Gershman Acoustics, VAC, EMM Labs, Wolf Audio, Cardas

Mind if I slap some quick virtual labels on Gershman Acoustics' $17,000 pair of Grande Avant Garde speakers? From my notes: "Very big-sounding for small floorstanders." "Their brawn belies their size." "Elegant overachievers."

They're all that. At 89lb each and just 39" tall, the three-and-a-half–way dynamic Grande Avant Gardes ought to be top contenders for audiophiles who want full-range sound (down to 20Hz, according to the specs!) but have no use for speakers the size of coffins.

Even long-time fans of the brand might get a surprise when they hear the latest iteration—a 30th-anniversary model that, CEO Ofra Gershman told me, has a redesigned base that coaxes improved low-end performance from the 8" dual-coil aluminum-cone woofer. (Actually, she said aluminium—Gershman Acoustics is a Canadian company.)

I didn't expect the speakers to project up as well as they do.

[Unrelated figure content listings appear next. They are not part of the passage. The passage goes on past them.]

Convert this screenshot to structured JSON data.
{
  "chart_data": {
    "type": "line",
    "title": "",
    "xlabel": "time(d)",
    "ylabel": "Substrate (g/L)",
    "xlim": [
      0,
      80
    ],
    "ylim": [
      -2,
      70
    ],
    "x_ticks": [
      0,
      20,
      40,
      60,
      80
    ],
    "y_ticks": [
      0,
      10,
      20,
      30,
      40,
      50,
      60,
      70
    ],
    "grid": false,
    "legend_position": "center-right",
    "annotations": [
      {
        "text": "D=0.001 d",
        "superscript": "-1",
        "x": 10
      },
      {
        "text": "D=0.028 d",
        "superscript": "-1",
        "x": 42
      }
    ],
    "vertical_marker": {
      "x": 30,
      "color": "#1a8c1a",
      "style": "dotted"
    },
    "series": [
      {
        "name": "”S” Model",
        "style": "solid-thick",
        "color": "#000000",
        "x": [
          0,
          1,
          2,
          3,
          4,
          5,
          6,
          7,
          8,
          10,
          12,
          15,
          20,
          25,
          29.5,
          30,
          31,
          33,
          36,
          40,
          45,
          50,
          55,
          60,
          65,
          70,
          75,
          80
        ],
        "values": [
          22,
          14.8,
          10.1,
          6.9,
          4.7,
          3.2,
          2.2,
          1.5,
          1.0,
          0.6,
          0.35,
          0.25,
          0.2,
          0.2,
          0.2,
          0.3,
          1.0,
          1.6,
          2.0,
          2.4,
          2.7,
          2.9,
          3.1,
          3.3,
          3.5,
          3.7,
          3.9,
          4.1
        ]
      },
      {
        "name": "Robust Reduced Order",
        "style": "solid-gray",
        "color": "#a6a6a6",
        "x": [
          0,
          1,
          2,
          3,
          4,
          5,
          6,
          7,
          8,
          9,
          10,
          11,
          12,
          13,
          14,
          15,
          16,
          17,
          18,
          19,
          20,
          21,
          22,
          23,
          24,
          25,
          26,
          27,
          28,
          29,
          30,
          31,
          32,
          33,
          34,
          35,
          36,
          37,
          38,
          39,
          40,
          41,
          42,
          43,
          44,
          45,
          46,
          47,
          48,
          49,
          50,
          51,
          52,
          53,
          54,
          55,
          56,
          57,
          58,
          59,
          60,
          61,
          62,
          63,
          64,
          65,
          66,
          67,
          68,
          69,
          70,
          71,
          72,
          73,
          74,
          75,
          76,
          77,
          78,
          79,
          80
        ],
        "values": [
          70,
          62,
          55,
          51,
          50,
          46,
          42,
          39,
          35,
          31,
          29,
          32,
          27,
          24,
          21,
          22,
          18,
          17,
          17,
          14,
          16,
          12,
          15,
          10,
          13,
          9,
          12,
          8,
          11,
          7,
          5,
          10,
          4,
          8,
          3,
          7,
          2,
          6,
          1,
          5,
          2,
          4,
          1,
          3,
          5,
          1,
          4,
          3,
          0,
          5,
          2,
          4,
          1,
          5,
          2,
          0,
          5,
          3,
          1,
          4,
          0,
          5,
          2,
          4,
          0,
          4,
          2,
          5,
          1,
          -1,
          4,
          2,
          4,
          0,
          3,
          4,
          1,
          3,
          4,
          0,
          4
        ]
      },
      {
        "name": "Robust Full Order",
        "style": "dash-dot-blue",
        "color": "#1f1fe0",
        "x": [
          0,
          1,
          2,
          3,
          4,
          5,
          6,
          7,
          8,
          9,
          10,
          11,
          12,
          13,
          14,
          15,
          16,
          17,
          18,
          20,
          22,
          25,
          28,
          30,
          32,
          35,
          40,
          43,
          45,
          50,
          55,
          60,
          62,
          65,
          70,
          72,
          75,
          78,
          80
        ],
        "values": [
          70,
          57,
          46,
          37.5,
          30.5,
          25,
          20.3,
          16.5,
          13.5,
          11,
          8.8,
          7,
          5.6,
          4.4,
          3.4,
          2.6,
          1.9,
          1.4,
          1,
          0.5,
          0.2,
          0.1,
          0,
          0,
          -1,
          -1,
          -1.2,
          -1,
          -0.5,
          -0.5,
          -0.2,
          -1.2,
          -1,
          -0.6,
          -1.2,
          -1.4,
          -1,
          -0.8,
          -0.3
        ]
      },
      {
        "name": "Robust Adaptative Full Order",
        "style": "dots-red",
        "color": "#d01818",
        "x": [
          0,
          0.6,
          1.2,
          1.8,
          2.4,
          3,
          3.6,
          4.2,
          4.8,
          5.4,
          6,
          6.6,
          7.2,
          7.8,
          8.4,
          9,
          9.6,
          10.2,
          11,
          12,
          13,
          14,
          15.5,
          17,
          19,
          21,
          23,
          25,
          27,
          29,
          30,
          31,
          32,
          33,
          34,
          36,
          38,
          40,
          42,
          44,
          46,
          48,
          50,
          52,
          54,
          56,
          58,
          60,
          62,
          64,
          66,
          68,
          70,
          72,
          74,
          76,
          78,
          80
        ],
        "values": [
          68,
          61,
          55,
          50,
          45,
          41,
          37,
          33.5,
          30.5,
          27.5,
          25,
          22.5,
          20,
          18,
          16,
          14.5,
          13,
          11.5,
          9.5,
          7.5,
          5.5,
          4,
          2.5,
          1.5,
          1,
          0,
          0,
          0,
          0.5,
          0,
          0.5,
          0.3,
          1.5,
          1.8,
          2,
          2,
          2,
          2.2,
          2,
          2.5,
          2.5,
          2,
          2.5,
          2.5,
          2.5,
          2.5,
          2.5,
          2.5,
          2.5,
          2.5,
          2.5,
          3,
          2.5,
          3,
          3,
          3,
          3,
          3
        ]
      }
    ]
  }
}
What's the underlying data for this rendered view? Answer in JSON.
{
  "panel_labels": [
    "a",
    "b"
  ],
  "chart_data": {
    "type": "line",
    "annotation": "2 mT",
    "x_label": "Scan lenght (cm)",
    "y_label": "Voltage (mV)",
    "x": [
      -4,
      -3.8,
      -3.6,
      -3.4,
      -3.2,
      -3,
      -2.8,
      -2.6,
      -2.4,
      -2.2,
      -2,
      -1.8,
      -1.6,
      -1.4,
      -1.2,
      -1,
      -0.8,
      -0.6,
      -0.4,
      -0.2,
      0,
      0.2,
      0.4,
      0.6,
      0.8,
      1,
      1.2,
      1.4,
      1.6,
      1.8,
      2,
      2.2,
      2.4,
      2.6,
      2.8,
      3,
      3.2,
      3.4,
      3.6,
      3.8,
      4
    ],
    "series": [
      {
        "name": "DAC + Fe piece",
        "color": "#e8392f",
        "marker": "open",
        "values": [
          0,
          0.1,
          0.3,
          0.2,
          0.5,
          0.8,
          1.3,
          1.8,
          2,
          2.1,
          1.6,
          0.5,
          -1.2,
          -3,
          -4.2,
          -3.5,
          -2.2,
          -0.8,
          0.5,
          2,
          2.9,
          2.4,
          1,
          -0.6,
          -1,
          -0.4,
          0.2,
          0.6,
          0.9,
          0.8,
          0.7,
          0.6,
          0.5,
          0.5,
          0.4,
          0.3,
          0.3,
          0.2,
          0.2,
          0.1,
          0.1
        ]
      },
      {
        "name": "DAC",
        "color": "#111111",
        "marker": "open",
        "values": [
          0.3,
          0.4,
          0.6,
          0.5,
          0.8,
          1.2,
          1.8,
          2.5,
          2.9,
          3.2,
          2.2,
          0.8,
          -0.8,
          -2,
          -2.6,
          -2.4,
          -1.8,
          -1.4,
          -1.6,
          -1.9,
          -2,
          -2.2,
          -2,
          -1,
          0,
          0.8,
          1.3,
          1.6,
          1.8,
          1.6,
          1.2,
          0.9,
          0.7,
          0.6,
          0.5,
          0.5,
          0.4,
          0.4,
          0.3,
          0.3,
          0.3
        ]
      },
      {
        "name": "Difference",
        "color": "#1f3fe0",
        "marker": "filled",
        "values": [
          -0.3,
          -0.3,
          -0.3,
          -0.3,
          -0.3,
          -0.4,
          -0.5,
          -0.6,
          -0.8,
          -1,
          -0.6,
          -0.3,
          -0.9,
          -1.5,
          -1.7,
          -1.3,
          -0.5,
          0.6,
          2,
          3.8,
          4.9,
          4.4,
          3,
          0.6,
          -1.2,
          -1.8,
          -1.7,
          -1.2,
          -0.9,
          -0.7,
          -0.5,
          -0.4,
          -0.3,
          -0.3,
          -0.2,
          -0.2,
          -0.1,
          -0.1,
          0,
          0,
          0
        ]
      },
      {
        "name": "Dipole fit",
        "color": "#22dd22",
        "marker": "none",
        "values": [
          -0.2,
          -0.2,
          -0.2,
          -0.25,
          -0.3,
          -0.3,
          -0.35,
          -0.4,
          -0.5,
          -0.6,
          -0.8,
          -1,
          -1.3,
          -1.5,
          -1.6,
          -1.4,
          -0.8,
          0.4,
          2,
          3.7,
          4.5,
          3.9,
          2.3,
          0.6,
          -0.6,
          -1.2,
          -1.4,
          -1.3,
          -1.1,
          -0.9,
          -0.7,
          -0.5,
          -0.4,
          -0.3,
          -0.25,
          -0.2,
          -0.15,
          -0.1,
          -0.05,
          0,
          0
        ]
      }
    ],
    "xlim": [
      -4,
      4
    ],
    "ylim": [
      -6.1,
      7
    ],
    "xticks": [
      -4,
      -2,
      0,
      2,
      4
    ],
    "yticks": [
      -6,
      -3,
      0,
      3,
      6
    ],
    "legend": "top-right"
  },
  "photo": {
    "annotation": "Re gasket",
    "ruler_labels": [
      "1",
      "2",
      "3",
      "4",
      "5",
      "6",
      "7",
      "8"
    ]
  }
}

Less than a meter tall, they look as if vocals, for instance, might sorta linger at waist level. Perhaps thanks to the shouldered, sloping baffle, that's not the case at all. Giulia Lorvich's purring voice on "You'd Be So Nice To Come Home To" was all kinds of correct—timbre, weight, and height, with a nice corporeal flourish. Double basses sounded meaty and substantial, and Plas Johnson's tenor sax on Henry Mancini's "The Pink Panther Theme" was as warm and enveloping as I've ever heard it.

The realism was helped along by electronics that retail for seven times (!) the price of the Grande Avant Gardes: a VAC Master 300 amplifier with an accompanying VAC Master preamp; EMM Labs' DA2 DAC; and a Wolf Audio streamer. All are priced right around $30k each. Cardas cables provided the cherry on top.